Haiti und die Folgen

Werbung
Werbung
Werbung

Der ehemalige UN-Nothilfekoordinator über die Probleme des Hilfseinsatzes nach dem Beben in Haiti und die notwendigen Lehren, die die internationale Gemeinschaft daraus ziehen sollte.

Nachdem die Haitianer die lebensrettende Nothilfe – Lebensmittelrationen, Wasser und medizinische Versorgung – erhalten haben, wird die Welt in angemessene Risikovorsorge in diesen katastrophengeschüttelten Staat investieren müssen. Oder wollen wir damit fortfahren, teure Krisenhilfe alle fünf Jahre für den Rest des Jahrhunderts zu leisten?

In jeder großen Katastrophe geschieht dasselbe: Der Schwerpunkt wird zu sehr auf die internationale Hilfe gelegt, während lokale Anstrengungen und nationale Vorsorge weitgehend ignoriert werden. Die Tausenden, die von ihren Nachbarn gerettet werden, werden nicht gezählt – nur jene, die von internationalen Teams geborgen werden, machen weltweit Schlagzeilen.

Die anschaulichen Geschichten von Opfern, die auswärtige Hilfe erhalten oder nicht erhalten, überschatten die Hauptlehren aus Haiti, dem Tsunami und dem Wirbelsturm Katrina: Der Verlust so vieler Menschenleben und Existenzgrundlagen war weitestgehend unnötig.
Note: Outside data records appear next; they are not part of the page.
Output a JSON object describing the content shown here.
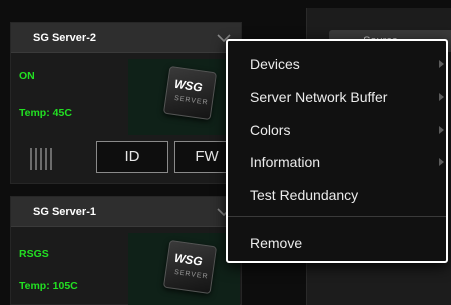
{
  "right_panel": {
    "source_header": "Source"
  },
  "servers": [
    {
      "name": "SG Server-2",
      "status": "ON",
      "temp": "Temp: 45C",
      "logo_text": "WSG",
      "logo_sub": "SERVER"
    },
    {
      "name": "SG Server-1",
      "status": "RSGS",
      "temp": "Temp: 105C",
      "logo_text": "WSG",
      "logo_sub": "SERVER"
    }
  ],
  "buttons": {
    "id_label": "ID",
    "fw_label": "FW"
  },
  "context_menu": {
    "items": [
      {
        "label": "Devices",
        "has_submenu": true
      },
      {
        "label": "Server Network Buffer",
        "has_submenu": true
      },
      {
        "label": "Colors",
        "has_submenu": true
      },
      {
        "label": "Information",
        "has_submenu": true
      },
      {
        "label": "Test Redundancy",
        "has_submenu": false
      },
      {
        "label": "Remove",
        "has_submenu": false
      }
    ]
  },
  "colors": {
    "status_green": "#22e022",
    "menu_border": "#ffffff",
    "background": "#0d0d0d"
  }
}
Die einfachen Vorsorge- und Präventionsmaßnahmen, wie sie die Staaten auf der Weltkonferenz über Katastrophenvorsorge im Jahr 2005 beschlossen haben, haben bereits zahllose Leben auf anderen Karibikinseln und anderswo gerettet. Wir sind jedoch daran gescheitert, den Menschen in Haiti ihre vorderste Verteidigungslinie gegen wiederkehrende Wirbelstürme, Überflutungen, Schlammlawinen und Erdbeben zu verschaffen.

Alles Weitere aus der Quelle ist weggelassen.